The normal winter weather has been "missing in action," said David Phillips, a senior climatologist with Environment Canada.
He said thus far it's been the second warmest winter in Canada's capital since the Ottawa airport started keeping records in 1938. The mildest winter was in 2001-02.
By this time last year, Ottawa had 26 days with temperatures dropping below –20 C. This season, there have been none.
While Ottawa has received a fair amount of snow, Phillips said the unseasonably warm highs have melted much of it.
That's affecting a number of businesses that rely on winter.
While ski hills opened after a later-than-normal start, snowmobilers are finding their season quickly disappearing.
"The further it gets into the season, folks get anxious," said Gregg Villeneuve, president of the Seaway Valley Snowmobile Association, an industry that relies on colder temperatures to freeze the ground, making it possible for heavy machinery to groom the trails.
"They just want to be able to get out and ride and use their machines ... and they're just seeing their machines sit there and not do anything."
In his 25 years of snowmobiling, Villeneuve said he's never seen such a late start to the season.
"You sit there and scratch your head, because what do we do?" he said. "We're really subject to the weather."

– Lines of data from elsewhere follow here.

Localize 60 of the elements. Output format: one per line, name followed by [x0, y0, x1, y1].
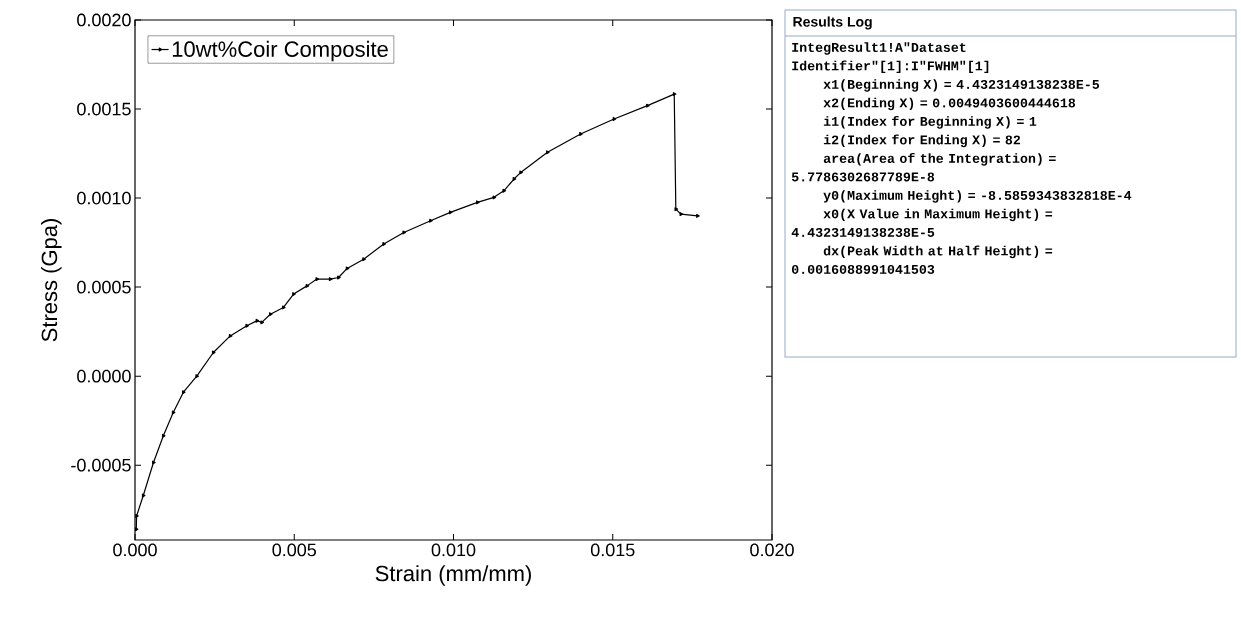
point — [328, 277, 333, 282]
point — [135, 513, 139, 518]
point — [211, 350, 216, 355]
text: x1(Beginning X) = 4.4323149138238E-5 — [823, 79, 1100, 92]
point — [696, 213, 700, 218]
y-tick-label: -0.0005 — [71, 458, 131, 472]
point — [429, 218, 433, 223]
point — [674, 207, 679, 212]
point — [475, 200, 480, 205]
point — [448, 210, 453, 215]
point — [492, 195, 497, 200]
x-tick-label: 0.015 — [590, 543, 635, 557]
point — [268, 312, 273, 317]
point — [672, 92, 677, 97]
point — [402, 230, 407, 235]
point — [646, 103, 650, 108]
point — [305, 283, 310, 288]
point — [546, 150, 550, 155]
point — [152, 460, 156, 465]
y-tick-label: 0.0015 — [77, 102, 131, 116]
x-tick-label: 0.010 — [431, 543, 476, 557]
x-tick-label: 0.005 — [272, 543, 317, 557]
point — [161, 433, 166, 438]
point — [141, 493, 146, 498]
point — [382, 242, 386, 247]
point — [260, 320, 264, 325]
x-tick-label: 0.020 — [750, 543, 794, 557]
point — [362, 257, 366, 262]
y-tick-label: 0.0020 — [77, 13, 131, 27]
text: i1(Index for Beginning X) = 1 — [823, 116, 1037, 129]
point — [255, 318, 260, 323]
point — [502, 188, 507, 193]
point — [195, 374, 199, 379]
x-axis-title: Strain (mm/mm) — [375, 565, 531, 586]
text: y0(Maximum Height) = -8.5859343832818E-4 — [823, 190, 1132, 203]
point — [579, 131, 583, 136]
point — [612, 117, 617, 121]
point — [345, 266, 350, 271]
y-tick-label: 0.0000 — [77, 369, 131, 383]
point — [134, 527, 139, 532]
point — [315, 277, 320, 282]
x-tick-label: 0.000 — [113, 543, 157, 557]
legend-label: 10wt%Coir Composite — [172, 40, 388, 62]
text: dx(Peak Width at Half Height) = 0.0016088991041503 — [791, 245, 1053, 274]
point — [182, 390, 186, 395]
text: x2(Ending X) = 0.0049403600444618 — [823, 97, 1076, 111]
point — [337, 275, 341, 280]
point — [679, 212, 684, 217]
point — [282, 305, 286, 310]
y-axis-title: Stress (Gpa) — [41, 219, 62, 342]
point — [245, 323, 249, 328]
point — [228, 333, 233, 338]
text: Results Log — [793, 16, 872, 30]
point — [171, 410, 176, 415]
y-tick-label: 0.0005 — [77, 280, 131, 294]
y-tick-label: 0.0010 — [77, 191, 131, 205]
point — [292, 292, 296, 297]
text: i2(Index for Ending X) = 82 — [823, 134, 1021, 148]
point — [512, 177, 517, 182]
point — [519, 170, 523, 175]
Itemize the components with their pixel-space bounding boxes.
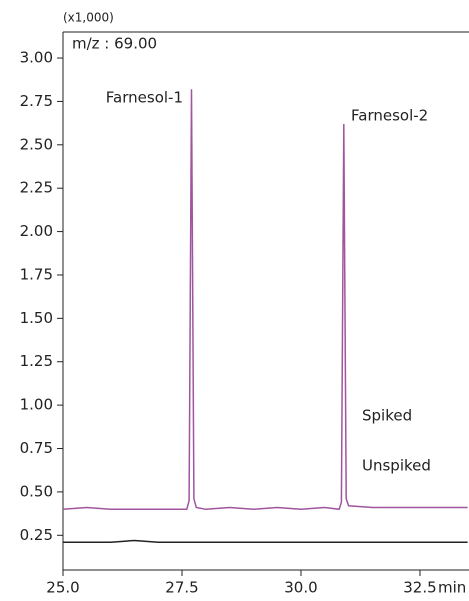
y-tick-label: 1.25	[20, 352, 53, 370]
y-tick-label: 0.25	[20, 526, 53, 544]
series-line	[63, 539, 468, 543]
y-tick-label: 0.50	[20, 482, 53, 500]
y-tick-label: 1.00	[20, 396, 53, 414]
annotation: Farnesol-1	[106, 89, 183, 107]
series-label: Spiked	[362, 407, 412, 425]
y-tick-label: 1.75	[20, 265, 53, 283]
y-tick-label: 2.25	[20, 179, 53, 197]
y-multiplier: (x1,000)	[63, 11, 114, 25]
annotation: m/z : 69.00	[72, 35, 157, 53]
y-tick-label: 2.75	[20, 92, 53, 110]
x-tick-label: 32.5	[403, 579, 436, 597]
y-tick-label: 1.50	[20, 309, 53, 327]
series-line	[62, 89, 468, 511]
y-tick-label: 2.50	[20, 135, 53, 153]
y-tick-label: 0.75	[20, 439, 53, 457]
x-tick-label: 25.0	[46, 579, 79, 597]
y-tick-label: 2.00	[20, 222, 53, 240]
series-label: Unspiked	[362, 457, 431, 475]
x-axis-label: min	[438, 579, 466, 597]
annotation: Farnesol-2	[351, 107, 428, 125]
y-tick-label: 3.00	[20, 49, 53, 67]
x-tick-label: 27.5	[165, 579, 198, 597]
x-tick-label: 30.0	[284, 579, 317, 597]
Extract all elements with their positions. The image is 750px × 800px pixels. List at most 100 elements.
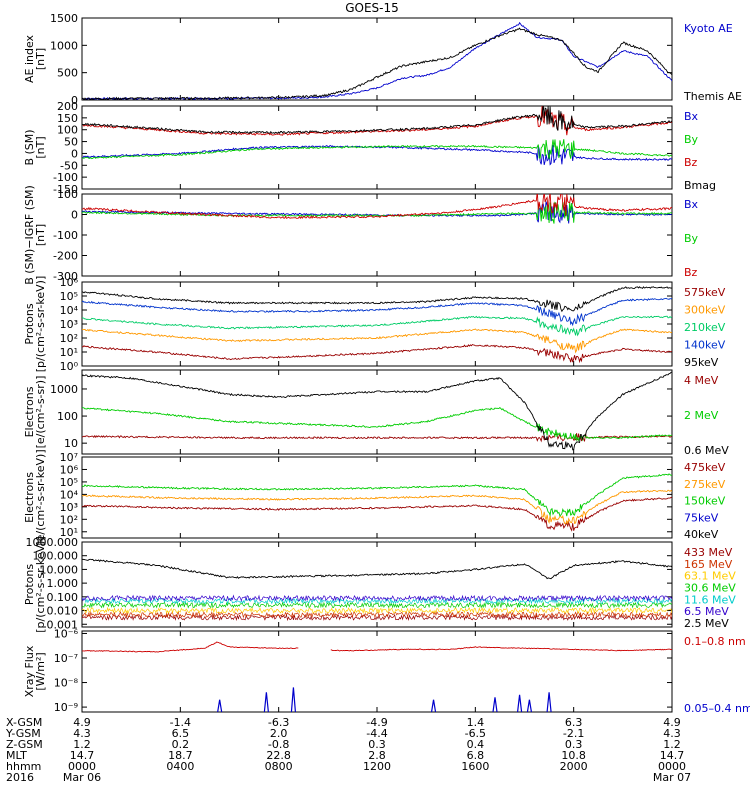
- series-line: [82, 194, 672, 220]
- y-tick-label: 10⁵: [60, 290, 78, 303]
- ephemeris-value: -2.1: [563, 727, 584, 740]
- legend-entry: 150keV: [684, 495, 726, 508]
- y-axis-label: Electrons[e/(cm²-s-sr-keV)]: [23, 449, 47, 545]
- plot-area: [82, 286, 672, 364]
- ephemeris-label: X-GSM: [6, 716, 42, 729]
- legend-entry: Bz: [684, 156, 698, 169]
- ephemeris-value: 1200: [363, 760, 391, 773]
- y-tick-label: 1000: [50, 39, 78, 52]
- y-tick-label: 10¹: [60, 346, 78, 359]
- y-tick-label: 0: [71, 94, 78, 107]
- y-tick-label: 10²: [60, 332, 78, 345]
- y-axis-label: Xray Flux[W/m²]: [23, 645, 47, 697]
- legend-entry: Kyoto AE: [684, 22, 733, 35]
- ephemeris-value: -0.8: [268, 738, 289, 751]
- ephemeris-value: 2000: [560, 760, 588, 773]
- ephemeris-value: 0800: [265, 760, 293, 773]
- series-line: [82, 613, 672, 622]
- ephemeris-value: 4.9: [663, 716, 681, 729]
- ephemeris-value: 1600: [461, 760, 489, 773]
- ephemeris-value: 14.7: [660, 749, 685, 762]
- panel-frame: [81, 193, 673, 277]
- legend-entry: 210keV: [684, 321, 726, 334]
- series-line: [82, 343, 672, 364]
- y-tick-label: 10: [64, 437, 78, 450]
- series-line: [82, 297, 672, 327]
- series-line: [82, 144, 672, 166]
- series-spike: [290, 687, 297, 712]
- ephemeris-value: -1.4: [170, 716, 191, 729]
- y-tick-label: 0.010: [47, 605, 79, 618]
- series-line: [82, 328, 672, 354]
- legend-entry: Themis AE: [683, 90, 742, 103]
- legend-entry: 11.6 MeV: [684, 593, 736, 606]
- legend-entry: 30.6 MeV: [684, 582, 736, 595]
- y-tick-label: 1500: [50, 12, 78, 25]
- y-tick-label: 10.000: [40, 563, 79, 576]
- ephemeris-label: MLT: [6, 749, 27, 762]
- legend-entry: 165 MeV: [684, 558, 733, 571]
- ephemeris-value: 2.8: [368, 749, 386, 762]
- series-line: [82, 433, 672, 443]
- y-tick-label: 0.100: [47, 591, 79, 604]
- ephemeris-value: 4.3: [663, 727, 681, 740]
- series-line: [82, 201, 672, 224]
- ephemeris-value: Mar 07: [653, 771, 691, 784]
- legend-entry: 0.6 MeV: [684, 444, 729, 457]
- series-spike: [516, 694, 523, 712]
- y-tick-label: 500: [57, 67, 78, 80]
- y-axis-label: Protons[p/(cm²-s-sr-keV)]: [23, 276, 47, 373]
- y-tick-label: 10⁻⁸: [54, 677, 79, 690]
- series-line: [82, 641, 672, 653]
- y-tick-label: 200: [57, 100, 78, 113]
- y-tick-label: 0: [71, 209, 78, 222]
- plot-area: [82, 21, 672, 100]
- y-tick-label: 1000.000: [26, 536, 79, 549]
- legend-entry: 4 MeV: [684, 374, 719, 387]
- plot-area: [82, 371, 672, 451]
- ephemeris-value: 6.8: [467, 749, 485, 762]
- series-spike: [217, 699, 223, 712]
- ephemeris-value: -6.5: [465, 727, 486, 740]
- y-tick-label: 10⁵: [60, 476, 78, 489]
- ephemeris-value: -4.4: [366, 727, 387, 740]
- ephemeris-value: -6.3: [268, 716, 289, 729]
- y-tick-label: 10²: [60, 513, 78, 526]
- ephemeris-value: 0000: [658, 760, 686, 773]
- y-tick-label: -100: [53, 171, 78, 184]
- y-tick-label: 10⁻⁹: [54, 701, 78, 714]
- ephemeris-value: Mar 06: [63, 771, 101, 784]
- ephemeris-value: 14.7: [70, 749, 95, 762]
- panel-xray: 10⁻⁶ 10⁻⁷ 10⁻⁸ 10⁻⁹ Xray Flux[W/m²] 0.1–0.8 n…: [23, 627, 750, 715]
- y-axis-label: B (SM)−IGRF (SM)[nT]: [23, 185, 47, 285]
- ephemeris-label: 2016: [6, 771, 34, 784]
- legend-entry: 0.05–0.4 nm: [684, 702, 750, 715]
- y-tick-label: 0.001: [47, 618, 79, 631]
- ephemeris-label: hhmm: [6, 760, 41, 773]
- ephemeris-value: 0.3: [368, 738, 386, 751]
- series-spike: [526, 699, 533, 712]
- ephemeris-value: 4.3: [73, 727, 91, 740]
- series-line: [82, 106, 672, 136]
- series-spike: [430, 699, 437, 712]
- panel-bdiff: 100 0 -100 -200 -300 B (SM)−IGRF (SM)[nT] Bx By…: [23, 185, 699, 285]
- y-tick-label: 1000: [50, 383, 78, 396]
- y-tick-label: 10⁶: [60, 276, 79, 289]
- legend-entry: 2 MeV: [684, 409, 719, 422]
- panel-protons_mev: 1000.000100.00010.0001.0000.1000.0100.00…: [23, 536, 736, 633]
- legend-entry: 63.1 MeV: [684, 570, 736, 583]
- chart-title: GOES-15: [345, 1, 399, 15]
- legend-entry: 2.5 MeV: [684, 617, 729, 630]
- ephemeris-value: 6.5: [172, 727, 190, 740]
- series-line: [82, 201, 672, 224]
- series-line: [82, 406, 672, 442]
- ephemeris-table: X-GSMY-GSMZ-GSMMLThhmm20164.94.31.214.70…: [5, 716, 691, 784]
- series-line: [82, 601, 672, 609]
- series-spike: [492, 697, 498, 712]
- ephemeris-value: 4.9: [73, 716, 91, 729]
- series-line: [82, 371, 672, 451]
- y-tick-label: 100: [57, 188, 78, 201]
- y-tick-label: 1.000: [47, 577, 79, 590]
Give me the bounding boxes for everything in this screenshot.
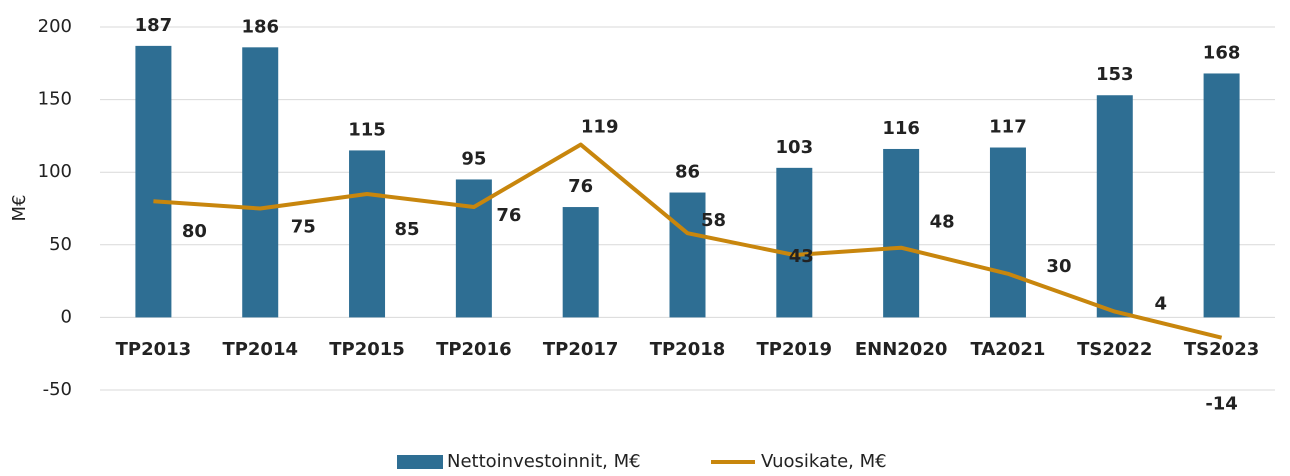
line-value-label: 4 bbox=[1155, 294, 1168, 315]
bar bbox=[669, 192, 706, 318]
bar bbox=[349, 150, 386, 318]
bar-value-label: 76 bbox=[568, 176, 593, 197]
x-tick-label: TP2018 bbox=[650, 339, 726, 360]
bar-value-label: 153 bbox=[1096, 64, 1134, 85]
bar bbox=[1096, 95, 1133, 318]
bar-value-label: 186 bbox=[241, 16, 279, 37]
bar-value-label: 95 bbox=[461, 148, 486, 169]
bar bbox=[135, 45, 172, 318]
x-tick-label: TS2022 bbox=[1077, 339, 1152, 360]
line bbox=[153, 142, 1223, 340]
bar-value-label: 116 bbox=[882, 118, 920, 139]
bar-value-label: 115 bbox=[348, 119, 386, 140]
x-tick-label: TP2019 bbox=[757, 339, 833, 360]
line-value-label: 43 bbox=[789, 246, 814, 267]
line-value-label: 48 bbox=[930, 212, 955, 233]
x-tick-label: TP2016 bbox=[436, 339, 512, 360]
x-tick-label: ENN2020 bbox=[855, 339, 948, 360]
x-tick-label: TA2021 bbox=[970, 339, 1045, 360]
line-value-label: 119 bbox=[581, 117, 619, 138]
y-tick-label: 50 bbox=[49, 234, 72, 255]
bar bbox=[1203, 73, 1240, 318]
bar bbox=[989, 147, 1026, 318]
bar-value-label: 117 bbox=[989, 117, 1027, 138]
bar-value-label: 187 bbox=[135, 15, 173, 36]
x-tick-label: TP2015 bbox=[329, 339, 405, 360]
line-value-label: -14 bbox=[1205, 394, 1238, 415]
x-tick-label: TP2017 bbox=[543, 339, 619, 360]
line-value-label: 76 bbox=[496, 205, 521, 226]
x-tick-label: TP2013 bbox=[116, 339, 192, 360]
bar bbox=[776, 167, 813, 318]
y-tick-label: 150 bbox=[38, 89, 72, 110]
x-tick-label: TP2014 bbox=[222, 339, 298, 360]
line-value-label: 75 bbox=[291, 217, 316, 238]
y-tick-label: 0 bbox=[61, 306, 72, 327]
bar-value-label: 168 bbox=[1203, 42, 1241, 63]
bar bbox=[883, 148, 920, 318]
bar bbox=[455, 179, 492, 318]
line-value-label: 30 bbox=[1046, 256, 1071, 277]
bar-value-label: 86 bbox=[675, 162, 700, 183]
bar bbox=[242, 47, 279, 318]
y-tick-label: 200 bbox=[38, 16, 72, 37]
legend-label: Vuosikate, M€ bbox=[761, 451, 887, 472]
line-value-label: 58 bbox=[701, 210, 726, 231]
bar bbox=[562, 207, 599, 318]
line-value-label: 80 bbox=[182, 221, 207, 242]
legend-label: Nettoinvestoinnit, M€ bbox=[447, 451, 641, 472]
y-axis-label: M€ bbox=[9, 195, 30, 222]
legend-swatch bbox=[397, 455, 443, 469]
y-tick-label: 100 bbox=[38, 161, 72, 182]
y-tick-label: -50 bbox=[43, 379, 72, 400]
x-tick-label: TS2023 bbox=[1184, 339, 1259, 360]
line-value-label: 85 bbox=[395, 219, 420, 240]
bar-value-label: 103 bbox=[776, 137, 814, 158]
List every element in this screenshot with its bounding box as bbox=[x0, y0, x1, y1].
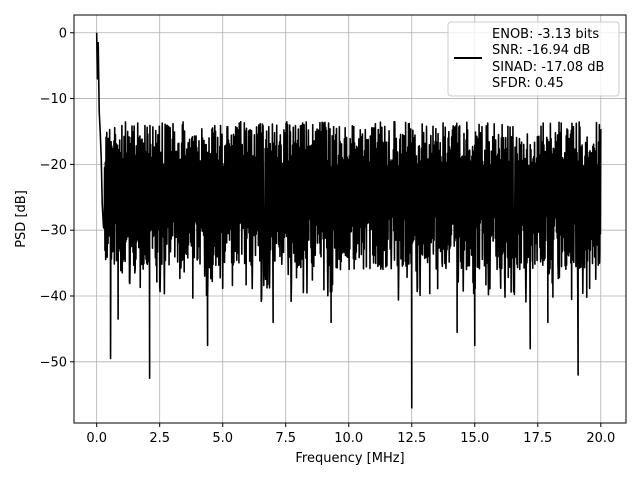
y-tick-label: 0 bbox=[59, 26, 67, 41]
legend-snr-text: SNR: -16.94 dB bbox=[492, 43, 590, 58]
legend-sinad-text: SINAD: -17.08 dB bbox=[492, 60, 604, 75]
x-tick-label: 12.5 bbox=[397, 431, 426, 446]
x-tick-label: 20.0 bbox=[586, 431, 615, 446]
legend-box bbox=[447, 21, 620, 97]
x-tick-label: 2.5 bbox=[149, 431, 170, 446]
y-tick-label: −10 bbox=[40, 92, 67, 107]
x-tick-label: 10.0 bbox=[334, 431, 363, 446]
legend: ENOB: -3.13 bits SNR: -16.94 dB SINAD: -… bbox=[447, 21, 620, 97]
x-tick-label: 0.0 bbox=[86, 431, 107, 446]
axis-ticks: 0.0 2.5 5.0 7.5 10.0 12.5 15.0 17.5 20.0 0 −10 −20 −… bbox=[40, 26, 616, 446]
legend-sfdr-text: SFDR: 0.45 bbox=[492, 76, 564, 91]
x-axis-label: Frequency [MHz] bbox=[295, 451, 404, 466]
psd-series bbox=[95, 32, 602, 409]
y-axis-label: PSD [dB] bbox=[14, 190, 29, 248]
y-tick-label: −30 bbox=[40, 224, 67, 239]
psd-line bbox=[95, 32, 602, 409]
y-tick-label: −20 bbox=[40, 158, 67, 173]
y-tick-label: −40 bbox=[40, 289, 67, 304]
x-tick-label: 7.5 bbox=[275, 431, 296, 446]
y-tick-label: −50 bbox=[40, 355, 67, 370]
legend-enob-text: ENOB: -3.13 bits bbox=[492, 27, 599, 42]
x-tick-label: 17.5 bbox=[523, 431, 552, 446]
x-tick-label: 5.0 bbox=[212, 431, 233, 446]
x-tick-label: 15.0 bbox=[460, 431, 489, 446]
plot-frame bbox=[73, 14, 627, 424]
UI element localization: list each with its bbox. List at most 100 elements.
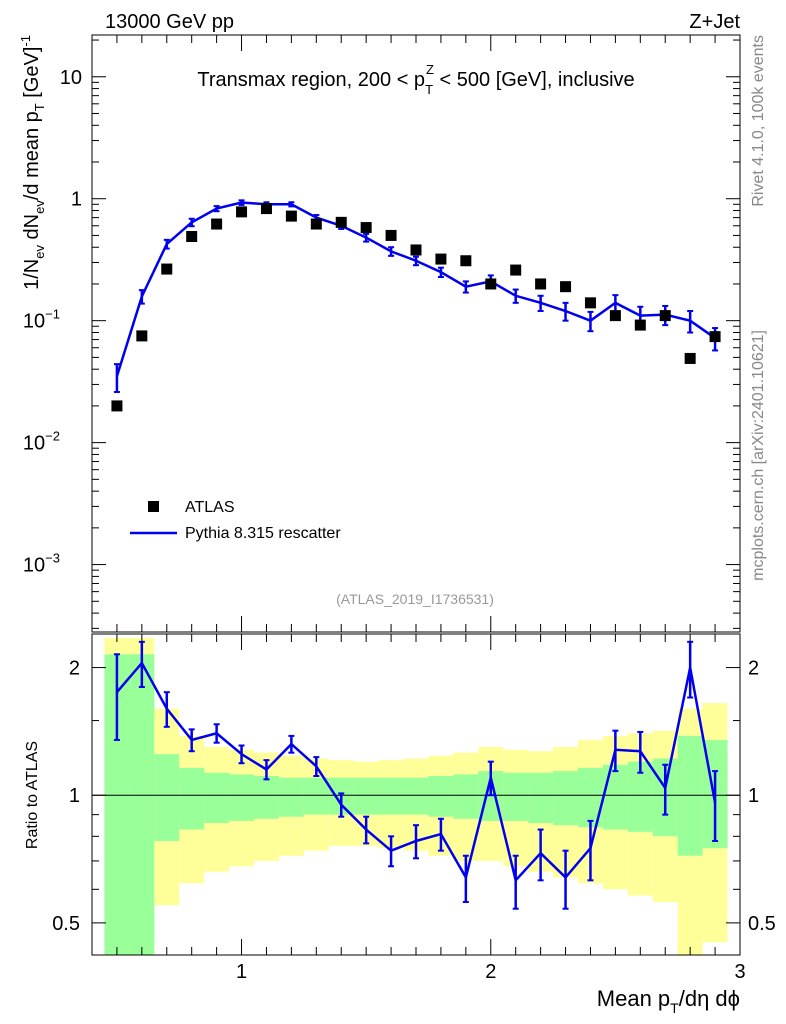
- ylabel-a: 1/N: [21, 259, 43, 290]
- rivet-label: Rivet 4.1.0, 100k events: [750, 35, 767, 207]
- atlas-point: [236, 206, 248, 218]
- atlas-point: [335, 216, 347, 228]
- chart-title-pre: Transmax region, 200 < p: [197, 69, 425, 91]
- chart-title-sup: Z: [426, 62, 434, 77]
- analysis-watermark: (ATLAS_2019_I1736531): [336, 591, 494, 607]
- atlas-point: [709, 331, 721, 343]
- ylabel-f: T: [32, 103, 47, 111]
- ratio-band-green: [528, 772, 554, 824]
- atlas-point: [186, 230, 198, 242]
- main-data: [111, 199, 721, 412]
- atlas-point: [535, 278, 547, 290]
- ratio-band-green: [303, 777, 329, 815]
- atlas-point: [385, 229, 397, 241]
- atlas-point: [485, 278, 497, 290]
- atlas-point: [111, 400, 123, 412]
- atlas-point: [584, 297, 596, 309]
- ylabel-b: ev: [32, 245, 47, 259]
- legend-atlas-marker: [148, 501, 159, 512]
- ratio-y-tick-label-right: 2: [748, 658, 759, 680]
- x-axis-label: Mean pT/dη dϕ: [597, 986, 740, 1016]
- atlas-point: [211, 218, 223, 230]
- ratio-band-green: [453, 774, 479, 819]
- ylabel-h: -1: [18, 35, 33, 47]
- main-y-tick-label: 10: [60, 67, 82, 89]
- atlas-point: [260, 203, 272, 215]
- tick-exp: −1: [45, 307, 60, 322]
- ratio-band-green: [229, 774, 254, 821]
- ratio-band-green: [602, 764, 628, 830]
- ratio-y-tick-label-right: 0.5: [748, 913, 776, 935]
- atlas-point: [460, 255, 472, 267]
- atlas-point: [310, 218, 322, 230]
- ratio-panel: 2 2 1 1 0.5 0.5 1 2 3 Ratio to ATLAS Mean pT/dη …: [24, 633, 776, 1016]
- ratio-band-green: [378, 777, 404, 815]
- ratio-bands: [104, 637, 728, 955]
- tick-base: 10: [23, 555, 45, 577]
- ratio-y-tick-label: 2: [69, 658, 80, 680]
- atlas-point: [161, 263, 173, 275]
- ratio-band-green: [503, 772, 529, 821]
- ratio-band-green: [677, 735, 703, 856]
- chart-title-sub: T: [425, 82, 433, 97]
- pythia-line: [115, 201, 716, 377]
- ylabel-e: /d mean p: [21, 111, 43, 200]
- atlas-point: [634, 319, 646, 331]
- atlas-point: [285, 210, 297, 222]
- legend-atlas-label: ATLAS: [185, 499, 235, 516]
- legend-pythia-label: Pythia 8.315 rescatter: [185, 525, 341, 542]
- chart-title: Transmax region, 200 < pTZ < 500 [GeV], …: [197, 62, 634, 97]
- xlabel-pre: Mean p: [597, 986, 670, 1011]
- ratio-band-green: [154, 754, 180, 841]
- ratio-band-green: [553, 771, 578, 826]
- tick-base: 10: [23, 433, 45, 455]
- tick-exp: −2: [45, 429, 60, 444]
- ylabel-d: ev: [32, 200, 47, 214]
- ratio-y-tick-label: 1: [69, 785, 80, 807]
- main-y-tick-label: 10−2: [23, 429, 60, 455]
- ylabel-c: dN: [21, 214, 43, 245]
- ratio-band-green: [204, 772, 230, 824]
- atlas-point: [435, 253, 447, 265]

Could affect Winterlude return this year
A decades-old Winterlude triathlon is also in jeopardy if the canal doesn't open in time.
The annual winter festival will once again take place in person this year after a two-year hiatus due to COVID-19, but some events might need to change plans if weather remains unseasonably mild.
"Our event is 100 per cent weather-dependent," said Rick Hellard, one of the race directors of the Winterlude Triathlon, which ideally begins with an eight kilometre skate on the canal. This year, that's appearing less likely.
"The skate's the one that sort of attracts a lot of people and when the skate is tentative, then people sort of hold off, and hold off, and hold off," he said.
According to the National Capital Commission, which manages the Rideau Canal Skateway, there needs to be about two weeks of consistently –15 to –20 C temperatures before the ice can be a safe thickness to support crowds of skaters.
While Phillips says you can't base next year's winter prediction on this year's, it could be a sign of what's to come decades down the line.
"This year may be ... sort of a dry run, or a dress rehearsal, of what would be normal say in 2050 or 2060," he said.